I’ll give you an example. Recently I was setting up an operator maintained by a third-party vendor in a K8s environment.
There are multiple ways of installing the operator but the vendor primarily supports and recommends one approach in particular. Due to restrictions in the K8s environment I couldn’t take that approach…the issue was that with the approach I needed to take, a specific feature that I wanted to enable couldn’t be done in a straightforward way.
I queried ChatGPT on how to enable this feature with the route I took and it flat out made up answers on how to enable that feature.
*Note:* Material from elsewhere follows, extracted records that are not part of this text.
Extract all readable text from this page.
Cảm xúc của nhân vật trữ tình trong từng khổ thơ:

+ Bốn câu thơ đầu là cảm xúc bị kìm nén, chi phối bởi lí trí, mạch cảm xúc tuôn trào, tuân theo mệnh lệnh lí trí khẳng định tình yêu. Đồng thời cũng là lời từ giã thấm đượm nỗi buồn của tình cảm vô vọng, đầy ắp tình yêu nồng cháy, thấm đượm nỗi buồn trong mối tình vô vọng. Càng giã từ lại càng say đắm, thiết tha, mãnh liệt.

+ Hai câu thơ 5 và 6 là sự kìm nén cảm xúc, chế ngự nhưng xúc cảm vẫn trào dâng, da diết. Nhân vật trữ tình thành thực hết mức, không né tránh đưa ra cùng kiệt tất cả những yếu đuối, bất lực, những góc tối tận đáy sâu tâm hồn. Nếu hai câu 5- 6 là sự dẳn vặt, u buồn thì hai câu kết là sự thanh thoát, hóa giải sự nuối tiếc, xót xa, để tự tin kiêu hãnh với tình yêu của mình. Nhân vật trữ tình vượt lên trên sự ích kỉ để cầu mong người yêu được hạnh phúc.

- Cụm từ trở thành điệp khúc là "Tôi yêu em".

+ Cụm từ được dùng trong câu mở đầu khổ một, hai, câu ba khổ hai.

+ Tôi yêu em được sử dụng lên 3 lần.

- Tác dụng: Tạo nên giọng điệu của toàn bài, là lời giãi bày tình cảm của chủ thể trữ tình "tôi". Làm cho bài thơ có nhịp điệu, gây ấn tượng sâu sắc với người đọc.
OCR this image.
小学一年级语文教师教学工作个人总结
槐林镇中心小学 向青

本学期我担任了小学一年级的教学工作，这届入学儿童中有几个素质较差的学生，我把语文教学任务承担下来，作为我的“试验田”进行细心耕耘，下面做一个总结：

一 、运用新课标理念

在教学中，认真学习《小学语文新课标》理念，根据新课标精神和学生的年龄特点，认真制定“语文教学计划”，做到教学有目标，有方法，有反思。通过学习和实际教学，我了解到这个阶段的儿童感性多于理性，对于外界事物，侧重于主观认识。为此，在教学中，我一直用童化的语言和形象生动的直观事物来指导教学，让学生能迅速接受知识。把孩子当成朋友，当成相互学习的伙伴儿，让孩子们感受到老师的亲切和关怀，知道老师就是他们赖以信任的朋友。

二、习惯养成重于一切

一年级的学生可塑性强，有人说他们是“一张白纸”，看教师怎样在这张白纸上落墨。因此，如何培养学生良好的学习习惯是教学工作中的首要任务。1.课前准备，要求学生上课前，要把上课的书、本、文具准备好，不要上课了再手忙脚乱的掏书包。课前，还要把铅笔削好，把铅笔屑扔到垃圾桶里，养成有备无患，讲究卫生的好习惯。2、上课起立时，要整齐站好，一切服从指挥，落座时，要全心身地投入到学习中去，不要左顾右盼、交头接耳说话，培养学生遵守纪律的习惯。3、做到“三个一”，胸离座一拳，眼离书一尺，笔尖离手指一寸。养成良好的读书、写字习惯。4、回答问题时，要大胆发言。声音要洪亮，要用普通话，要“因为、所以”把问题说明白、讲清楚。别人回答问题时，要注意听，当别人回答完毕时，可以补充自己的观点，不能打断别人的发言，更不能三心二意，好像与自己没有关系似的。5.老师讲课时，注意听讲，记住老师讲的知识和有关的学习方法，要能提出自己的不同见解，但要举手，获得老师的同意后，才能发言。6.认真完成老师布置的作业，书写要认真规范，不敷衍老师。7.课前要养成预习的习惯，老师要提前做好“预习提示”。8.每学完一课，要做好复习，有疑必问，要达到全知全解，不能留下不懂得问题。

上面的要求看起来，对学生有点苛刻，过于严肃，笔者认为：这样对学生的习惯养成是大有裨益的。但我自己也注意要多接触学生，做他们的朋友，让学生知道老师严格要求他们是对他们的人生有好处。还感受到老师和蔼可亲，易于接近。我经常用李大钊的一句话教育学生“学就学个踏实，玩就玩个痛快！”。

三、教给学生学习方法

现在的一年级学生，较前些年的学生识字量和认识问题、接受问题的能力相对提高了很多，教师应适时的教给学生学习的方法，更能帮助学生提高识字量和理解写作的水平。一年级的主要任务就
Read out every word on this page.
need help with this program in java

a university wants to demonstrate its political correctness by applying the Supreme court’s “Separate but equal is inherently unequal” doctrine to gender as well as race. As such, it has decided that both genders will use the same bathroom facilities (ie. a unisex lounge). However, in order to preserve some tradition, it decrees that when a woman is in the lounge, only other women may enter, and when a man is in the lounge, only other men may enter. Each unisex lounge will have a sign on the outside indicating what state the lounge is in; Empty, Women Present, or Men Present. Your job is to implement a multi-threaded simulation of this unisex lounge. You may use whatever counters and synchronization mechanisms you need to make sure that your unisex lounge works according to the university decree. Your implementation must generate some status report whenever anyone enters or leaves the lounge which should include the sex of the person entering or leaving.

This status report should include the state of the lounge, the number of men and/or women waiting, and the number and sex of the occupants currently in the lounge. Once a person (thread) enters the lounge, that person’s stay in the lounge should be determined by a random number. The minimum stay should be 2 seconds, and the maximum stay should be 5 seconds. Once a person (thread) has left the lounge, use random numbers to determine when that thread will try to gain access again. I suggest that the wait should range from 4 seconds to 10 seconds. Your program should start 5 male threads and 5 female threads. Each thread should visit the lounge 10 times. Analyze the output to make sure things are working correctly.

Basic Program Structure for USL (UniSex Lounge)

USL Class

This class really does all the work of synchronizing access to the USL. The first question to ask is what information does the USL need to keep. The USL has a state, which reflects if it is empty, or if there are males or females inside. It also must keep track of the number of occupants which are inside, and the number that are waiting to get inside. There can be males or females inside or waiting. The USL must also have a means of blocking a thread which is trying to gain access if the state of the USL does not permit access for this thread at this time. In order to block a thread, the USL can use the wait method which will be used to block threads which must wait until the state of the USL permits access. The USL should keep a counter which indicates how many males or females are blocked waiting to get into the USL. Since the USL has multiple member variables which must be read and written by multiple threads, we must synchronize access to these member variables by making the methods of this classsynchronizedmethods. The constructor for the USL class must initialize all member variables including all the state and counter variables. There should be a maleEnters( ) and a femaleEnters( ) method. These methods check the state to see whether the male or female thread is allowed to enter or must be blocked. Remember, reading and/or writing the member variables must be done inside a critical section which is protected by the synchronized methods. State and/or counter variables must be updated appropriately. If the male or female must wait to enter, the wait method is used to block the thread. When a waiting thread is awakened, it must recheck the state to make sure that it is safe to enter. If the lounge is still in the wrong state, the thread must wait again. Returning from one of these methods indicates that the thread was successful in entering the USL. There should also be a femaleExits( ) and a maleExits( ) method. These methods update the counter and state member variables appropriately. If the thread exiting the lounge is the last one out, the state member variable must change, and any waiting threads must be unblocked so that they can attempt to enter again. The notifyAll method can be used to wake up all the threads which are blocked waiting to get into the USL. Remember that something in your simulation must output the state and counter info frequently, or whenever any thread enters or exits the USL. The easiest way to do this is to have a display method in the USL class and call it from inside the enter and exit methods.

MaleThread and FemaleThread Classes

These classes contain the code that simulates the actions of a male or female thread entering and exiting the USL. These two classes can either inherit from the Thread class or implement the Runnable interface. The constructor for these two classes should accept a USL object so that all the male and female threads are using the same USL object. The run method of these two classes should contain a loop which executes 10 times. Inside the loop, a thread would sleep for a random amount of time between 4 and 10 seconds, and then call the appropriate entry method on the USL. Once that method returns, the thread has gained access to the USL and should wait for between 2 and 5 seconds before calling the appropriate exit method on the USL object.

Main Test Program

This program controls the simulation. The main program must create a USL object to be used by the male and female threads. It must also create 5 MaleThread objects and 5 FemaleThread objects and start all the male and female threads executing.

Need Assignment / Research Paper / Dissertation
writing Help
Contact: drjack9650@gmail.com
It got to the point where I basically was pressing the machine on where it found that answer (lol) and it fessed up that there was no official documentation on what it was suggesting and the answer it gave me was from reverse engineering the recommended approach for installation.
So I went ahead and looked at the source code of what it was reverse engineering and guess what…there was zero evidence of the solution ChatGPT was trying to suggest. In fact, once I looked at the source code I figured out on my own what I needed to do in order for my approach to work. After a little bit more prodding on ChatGPT it eventually course corrected and gave me a viable solution(which I still had to tweak on my own).
All that is to say that these tools can be useful but they can start spewing garbage when you’re coloring outside the lines or taking an unconventional approach, which is a common occurrence in this industry. If you don’t have the knowledge or expertise to actually know if the solutions you’re getting are legitimate you might hang yourself relying too heavily on them.